Rowland showed the starting performance metrics for Walmart on time. I scribbled down notes from this talk and captured a representation of the program’s beginning benchmarked performance. (This is not accurate; just what I was able to scribble down).
I suddenly felt like I had seen a similar picture before. Was it a hat? Those who read The Little Prince, by Antoine de Saint-Exupéry will remember.
But just like in the Little Prince—it was not a hat, but a snake that had swallowed an elephant—so in our case, my notebook graphic represents something different for the supply chain.
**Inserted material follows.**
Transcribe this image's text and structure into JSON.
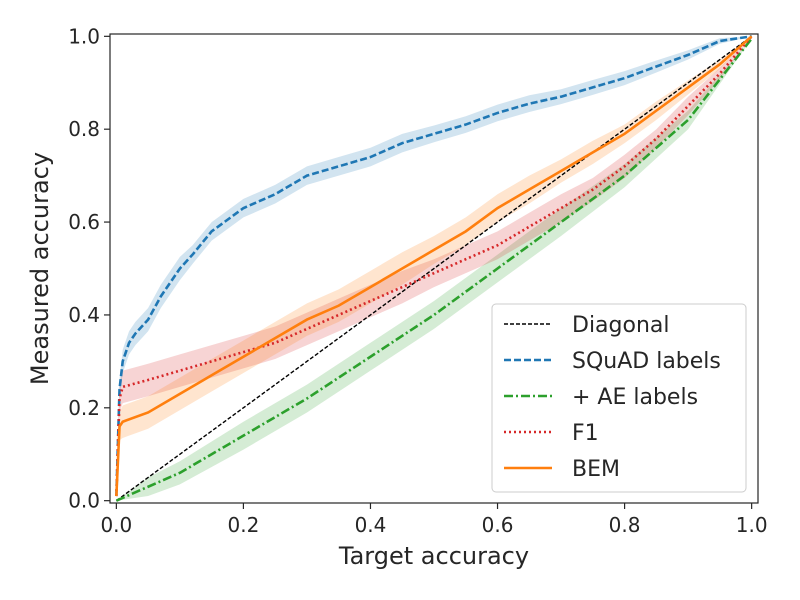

Though I can think of a really good reason to be early, like my Mother told me so, the reality is that in supply chains it costs a lot of money to be early. In this case, many millions in carrying costs. Carrying costs means less margin for all. And early is a lack of precision which also reflects the lack of responsiveness inherent in long cycle times. Once you have shipped, suppliers might be surmising, Walmart can’t cancel. Also, they can’t ding me on my scorecard for being late. All true, before.
But we all must grow up some time. The Little Prince has to go back to his planet and supply chain practices have to get better. After seeing many compliance presentations from retailers over the years, I felt like this was a pretty reasonable program, to be honest.
Interesting, and hats-off on this to Walmart, who doesn’t want to spend time in the minutiae of additional transactions, chasing disagreements with suppliers for a mere pittance, and increased phone calls, emails and finger pointings, which add to the cost of the business (remember) vs. many compliance programs that we see around. So, variances and penalties that equal $1000 or less will not be pursued.
This is quite like a really lean program to improve performance yet reduce disputes, transactions and paper work, and to not create a revenue source as some retailers have.
So many of the principles in supply chain focus on customer metrics, shorter cycle times, responsiveness, accuracy, and pursuit of continuous improvement. So far, the Walmart program sounds like a motivator to do just that, rather than an odious “do it our way or else” program.
If, over time, it turns out I am wrong, I’ll eat my hat!